Relationship Between Membrane Potential and Progesterone Release in Ovine Corpora Lutea

Abstract

When slices of ovine luteal tissue were perfused with medium containing luteinizing hormone (LH), the output of progesterone was increased significantly (P < 0.01) in 11 of 12 experiments. Addition of LH to the medium did not influence the luteal cell membrane potential. The addition of 47 mM K to the medium increased progesterone output (P < 0.01) and depolarized the luteal cell membrane within 2 min. Progesterone output decreased to approximate pretreatment levels within 2 min of the return to normal K levels in the perfusion medium.
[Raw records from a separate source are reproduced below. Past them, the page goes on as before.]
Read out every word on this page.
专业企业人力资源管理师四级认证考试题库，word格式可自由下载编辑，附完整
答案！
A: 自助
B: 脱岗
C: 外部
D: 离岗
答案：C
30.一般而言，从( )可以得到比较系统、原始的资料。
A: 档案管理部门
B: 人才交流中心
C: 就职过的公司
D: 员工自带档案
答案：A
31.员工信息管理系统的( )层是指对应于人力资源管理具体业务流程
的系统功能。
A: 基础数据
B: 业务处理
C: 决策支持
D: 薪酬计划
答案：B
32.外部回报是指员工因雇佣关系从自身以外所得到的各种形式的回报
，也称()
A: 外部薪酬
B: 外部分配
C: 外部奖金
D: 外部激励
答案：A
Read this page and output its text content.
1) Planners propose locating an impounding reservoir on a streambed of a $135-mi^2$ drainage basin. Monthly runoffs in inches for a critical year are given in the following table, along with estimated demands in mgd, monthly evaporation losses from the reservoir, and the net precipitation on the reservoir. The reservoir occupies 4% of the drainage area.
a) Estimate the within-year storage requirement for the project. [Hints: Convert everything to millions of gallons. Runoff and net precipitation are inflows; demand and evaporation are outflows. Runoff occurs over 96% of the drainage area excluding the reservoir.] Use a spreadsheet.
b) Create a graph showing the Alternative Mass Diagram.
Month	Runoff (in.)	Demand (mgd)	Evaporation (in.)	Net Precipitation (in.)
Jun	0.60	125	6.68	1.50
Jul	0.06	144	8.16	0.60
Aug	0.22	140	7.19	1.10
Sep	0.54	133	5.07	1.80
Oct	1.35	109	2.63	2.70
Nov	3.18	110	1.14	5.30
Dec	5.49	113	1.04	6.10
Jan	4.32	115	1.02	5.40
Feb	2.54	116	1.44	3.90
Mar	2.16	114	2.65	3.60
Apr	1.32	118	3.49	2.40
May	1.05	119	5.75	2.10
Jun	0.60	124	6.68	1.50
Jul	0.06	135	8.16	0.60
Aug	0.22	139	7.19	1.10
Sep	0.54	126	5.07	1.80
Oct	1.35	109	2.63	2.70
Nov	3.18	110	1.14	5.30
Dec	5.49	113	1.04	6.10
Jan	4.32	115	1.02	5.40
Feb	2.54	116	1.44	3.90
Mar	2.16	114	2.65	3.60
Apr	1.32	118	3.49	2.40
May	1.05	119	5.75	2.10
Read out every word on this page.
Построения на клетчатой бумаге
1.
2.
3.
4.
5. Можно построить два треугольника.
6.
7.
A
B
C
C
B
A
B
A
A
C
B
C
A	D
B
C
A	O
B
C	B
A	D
High levels of K further increased the output of progesterone from tissue stimulated with LH. Perfusion of the slices with Na-free medium increased (P < 0.01) progesterone output within 2 min, which returned to pretreatment levels within 2 min after normal Na levels were restored to the medium. Perfusion of the slices with Na-free medium did not influence the membrane potential. Perfusion of the tissue with LH, 47 mM K, or Na-free medium had no effect on progesterone output if the medium was Ca-free and/or contained 2 mM EGTA [ethylenebis(oxyethylenenitrilo)tetraacetic acid]. The Ca ion probably plays an important role in mediating the steroidogenic response of ovine luteal tissue to LH. A 2nd series of experiments was designed to ascertain if luteal cells were coupled electrically. Sixty-six pairs of luteal cells separated by 150-300 .mu.m were penetrated with electrodes, and the membrane potential of both cells was studied. One cell of each pair was hyperpolarized by passage of 0.4 nA current into the cell, but in no case was there an effect on the membrane potential of the other penetrated cell. When 5 cells were injected iontophoretically with Procion Yellow there was no evidence of diffusion of the dye to adjacent cells. There was no evidence which suggested that ovine luteal cells were coupled electrically.